Drépanocytose : vivre avec la maladie...le cas de Jessica Adélaïde

Un colloque sur la drépanocytose se tient actuellement. L’objectif est de parvenir à prendre en charge les malades de l’ensemble du plateau des Guyane. Parmi eux : Jessica Adélaïde . Les crises ne préviennent pas. Drépanocythaire, elle a décidé de mordre la vie à pleines dents. 
Jessica est atteinte de la drépanocytose. Une maladie héréditaire du sang due à une anomalie de l'hémoglobine, dite S, et provoquant la déformation des globules rouges. La jeune femme, mère d’une petite fille, compose depuis sa jeune enfance avec la maladie pour organiser son quotidien.
Jessica parcourt une dizaine de fois les couloirs de son service, elle est secrétaire administrative au Centre Hospitalier de l’ouest guyanais.
La drépanocytose l’oblige à s'adapter au monde du travail qui n’est que rarement sensibilisé à cette forme d’handicap. A 34 ans et mère d’une petite fille, la jeune femme a su accepter sa maladie, et au travail, elle se créèe une hygiène de vie pour améliorer son quotidien.
Jessica Adelaïde adjoint ddministratif à l’accueil ambulatoire du Centre Hospitalier de l’Ouest Guyanais : 

"Mon quotidien c'est de valser entre l'ambulatoire et les consultations externes, ça me fait faire mes 30 minutes de marche par jour"

 

Une énergie incomparable


Sa passion pour la vie et l’énergie dans ses missions professionnelles, font d’elle une collègue très appréciée dans son service.. Jessica s’est imposée un rythme de vie.
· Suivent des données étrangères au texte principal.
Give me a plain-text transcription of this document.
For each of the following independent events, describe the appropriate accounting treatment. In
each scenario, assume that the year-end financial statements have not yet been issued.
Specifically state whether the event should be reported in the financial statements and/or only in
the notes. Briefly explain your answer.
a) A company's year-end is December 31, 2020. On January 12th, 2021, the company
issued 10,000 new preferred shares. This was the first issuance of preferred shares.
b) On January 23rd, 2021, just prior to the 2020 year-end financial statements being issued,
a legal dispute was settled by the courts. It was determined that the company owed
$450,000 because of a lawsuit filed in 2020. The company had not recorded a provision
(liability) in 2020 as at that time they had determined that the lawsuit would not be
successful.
Des sacrifices selon elle pour préserver sa bonne santé.
Jessica Adélaïde adjoint administratif à l’accueil ambulatoire du Centre Hospitalier de l’ouest guyanais.
"Il faut savoIr faire les bons choix pour rester en bonne santé, les crises ne préviennent pas je dois éviter le stress. C'est limite une organisation car il faut faire tres attention à son corps"


Choisir la vie


Depuis deux ans, la jeune femme continue son combat au sein de l’association DREPA Guyane pour vulgariser les informations sur la maladie.
Jessica Adélaïde adjoint administratif à l’accueil ambulatoire du Centre hospitalier de l’ouest guyanais

"Je dois continuer le combat mais j'ai surtout envie de profiter de la vie, c'est important quand on est malade de profiter de tou"t 


En Guyane, 10% de la population est porteuse du gène de la drépanocytose. On estime à environ 2000 le nombre de cas drépanocytaires.